Полная версия:
Фимаитина
– Вам приходилось в своём творчестве кривить душой?
– Да, и не раз. Я много переводил не только для души, но и для заработка. По заказу. И там были вирши, которые переводить было довольно противно. Но иного заработка у меня не было. По этому поводу у меня однажды вышел такой разговор с Василием Гроссманом. Он писал главу о Сталине. Я заметил, что мне было бы противно писать о нём. Гроссман вспылил: «А сколько ты сам напереводил стихов о нём»? В ответ я привёл поговорку моего отца: «Можно ходить в бардак, но не надо смешивать синагогу с бардаком». На самом деле, главу о Сталине, дабы улучшить имидж книги, «заставил» его написать Твардовский. Но, к чести Гроссмана, он в ней не лижет сапоги Сталина.
Должен вам сказать, что нигде, как в писательской среде тех времён, трудно было оставаться человеком. В день 27 декабря 1958 года, когда исключали из Союза писателей Бориса Леонидовича Пастернака, в Москву, запыхавшись, примчалась хорошая писательница Вера Панова, дом которой был увешан фотографиями её любимого поэта Бориса Пастернака. Ей, как члену правления, крайне важно было проголосовать за исключение. Среди писателей активно осуждался поступок Корнея Чуковского, который поздравил Пастернака с получением Нобелевской премии. А писатели, сохранившие хоть немного порядочности, сидели дома, врали, что больны.
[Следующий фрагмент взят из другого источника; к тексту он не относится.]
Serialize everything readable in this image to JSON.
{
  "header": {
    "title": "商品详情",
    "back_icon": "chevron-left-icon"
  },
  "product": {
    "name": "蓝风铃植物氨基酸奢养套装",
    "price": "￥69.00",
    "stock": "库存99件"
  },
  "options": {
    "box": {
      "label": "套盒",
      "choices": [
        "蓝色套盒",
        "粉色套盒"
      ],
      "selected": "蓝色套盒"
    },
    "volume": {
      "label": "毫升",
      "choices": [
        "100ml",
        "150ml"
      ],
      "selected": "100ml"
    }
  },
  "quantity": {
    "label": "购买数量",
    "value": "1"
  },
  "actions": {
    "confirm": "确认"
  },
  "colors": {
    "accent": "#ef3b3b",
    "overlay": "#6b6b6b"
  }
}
Другое дело, что Бориса Слуцкого, секретаря парторганизации поэтической секции, буквально заставили выступить, его специально вызывали в ЦК, в случае отказа от выступления могли лишить партбилета, и он сдался… А потом жестоко корил себя и писал:
Уменья нет сослаться на болезнь,Таланту нет не оказаться дома,Приходится, перекрестившись, лезтьВ такую грязь, где не бывать другому.Но самое, на мой взгляд, страшное предательство совершил Илья Сельвинский, который за каких-то полгода до этого судилища публично благодарил: «…всех учителей моих от Пушкина до Пастернака». Далее расскажу своими словами из рассказанного мне Ольгой Всеволодовной Ивнинской. В критический момент жизни своего учителя, Сельвинский прислал ему из Ялты, где тогда отдыхал, письмо:
«Дорогой Борис Леонидович! Сегодня мне передали, что английское радио сообщило о присуждении Вам Нобелевской премии. Я тут же послал Вам приветственную телеграмму. Вы, если не ошибаюсь, пятый русский, удостоенный премии: до Вас были Мечников, Павлов, Семенов и Бунин – так что Вы в неплохой, как видите, компании.
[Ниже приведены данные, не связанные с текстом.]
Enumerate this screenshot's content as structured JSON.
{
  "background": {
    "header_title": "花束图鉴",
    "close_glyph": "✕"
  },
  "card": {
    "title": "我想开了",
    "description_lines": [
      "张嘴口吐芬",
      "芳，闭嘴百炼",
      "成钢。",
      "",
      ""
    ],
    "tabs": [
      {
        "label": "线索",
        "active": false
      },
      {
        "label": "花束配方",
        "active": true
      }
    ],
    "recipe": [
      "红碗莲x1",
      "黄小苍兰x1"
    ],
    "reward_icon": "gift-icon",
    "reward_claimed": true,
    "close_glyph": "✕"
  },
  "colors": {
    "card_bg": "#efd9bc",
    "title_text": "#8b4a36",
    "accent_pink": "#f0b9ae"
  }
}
Однако ситуация с Вашей книгой «Доктор Живаго» сейчас такова, что с Вашей стороны было бы просто вызовом принять эту премию. Я знаю, что мои советы для Вас – ничто, и вообще Вы никогда не прощали мне того, что я на 10 лет моложе Вас, но всё же беру на себя смелость сказать Вам, что игнорировать мнение партии, даже если Вы считаете его неправильным, в международных условиях настоящего момента равносильно удару по стране, в которой Вы живете. Прошу Вас верить в мое, пусть не очень точное, но хотя бы «точноватое» политическое чутье».
Но на этом Сельвинский не успокоился: вдруг его письмо останется неизвестным? Тридцатого октября он совместно с Виктором Шкловским отправился в редакцию местной «Курортной газеты» – как вам нравится этот орган печати? – и оставил там следующее заявление:
«Пастернак всегда одним глазом смотрел на Запад, был далек от коллектива советских писателей и совершил подлое предательство».
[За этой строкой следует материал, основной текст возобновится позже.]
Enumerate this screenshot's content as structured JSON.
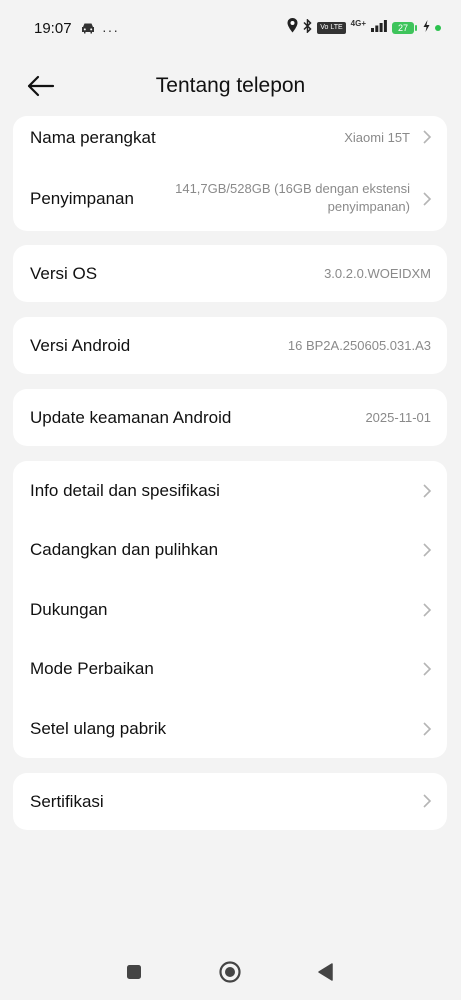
{
  "status_bar": {
    "time": "19:07",
    "overflow_dots": "···",
    "volte": "Vo LTE",
    "network": "4G+",
    "battery": "27"
  },
  "header": {
    "title": "Tentang telepon"
  },
  "device_card": {
    "name_label": "Nama perangkat",
    "name_value": "Xiaomi 15T",
    "storage_label": "Penyimpanan",
    "storage_value_line1": "141,7GB/528GB (16GB dengan ekstensi",
    "storage_value_line2": "penyimpanan)"
  },
  "os_card": {
    "label": "Versi OS",
    "value": "3.0.2.0.WOEIDXM"
  },
  "android_card": {
    "label": "Versi Android",
    "value": "16 BP2A.250605.031.A3"
  },
  "security_card": {
    "label": "Update keamanan Android",
    "value": "2025-11-01"
  },
  "menu_card": {
    "items": [
      {
        "label": "Info detail dan spesifikasi"
      },
      {
        "label": "Cadangkan dan pulihkan"
      },
      {
        "label": "Dukungan"
      },
      {
        "label": "Mode Perbaikan"
      },
      {
        "label": "Setel ulang pabrik"
      }
    ]
  },
  "cert_card": {
    "label": "Sertifikasi"
  },
  "colors": {
    "background": "#f3f3f3",
    "card": "#ffffff",
    "secondary_text": "#8a8a8a",
    "battery": "#3ec45b"
  }
}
Не хуже выступил и сам Виктор Шкловский: «Книга Пастернака не только антисоветская, она выдает также полную неосведомленность автора в существе советской жизни, о том, куда идет развитие нашего государства. Отрыв от писательского коллектива, от советского народа привел Пастернака в лагерь оголтелой империалистической реакции, на подачки которой он польстился».
Сельвинский «Курортной газетой» не ограничился – в «Огоньке» №11 за 1959 год он опубликовал такое стихотворение:
А вы, поэт, заласканный врагом,Чтоб только всласть насвоеволить,Вы допустили, чтоб любая сволочь,Пошла плясать и прыгать кувырком.К чему ж была и щедрая растратаДушевного огня, который был так чист,Когда теперь для славы ГеростратаВы Родину поставили под свист?Резолюция об исключении великого писателя и поэта из Союза писателей была принята под торжествующий рев зала. Писатели орали: «Предатель!», «Надо выслать!» Помню, как реагируя на этот кошмар, Гроссман воскликнул «Господи! Отчего так велик твой зверинец?!»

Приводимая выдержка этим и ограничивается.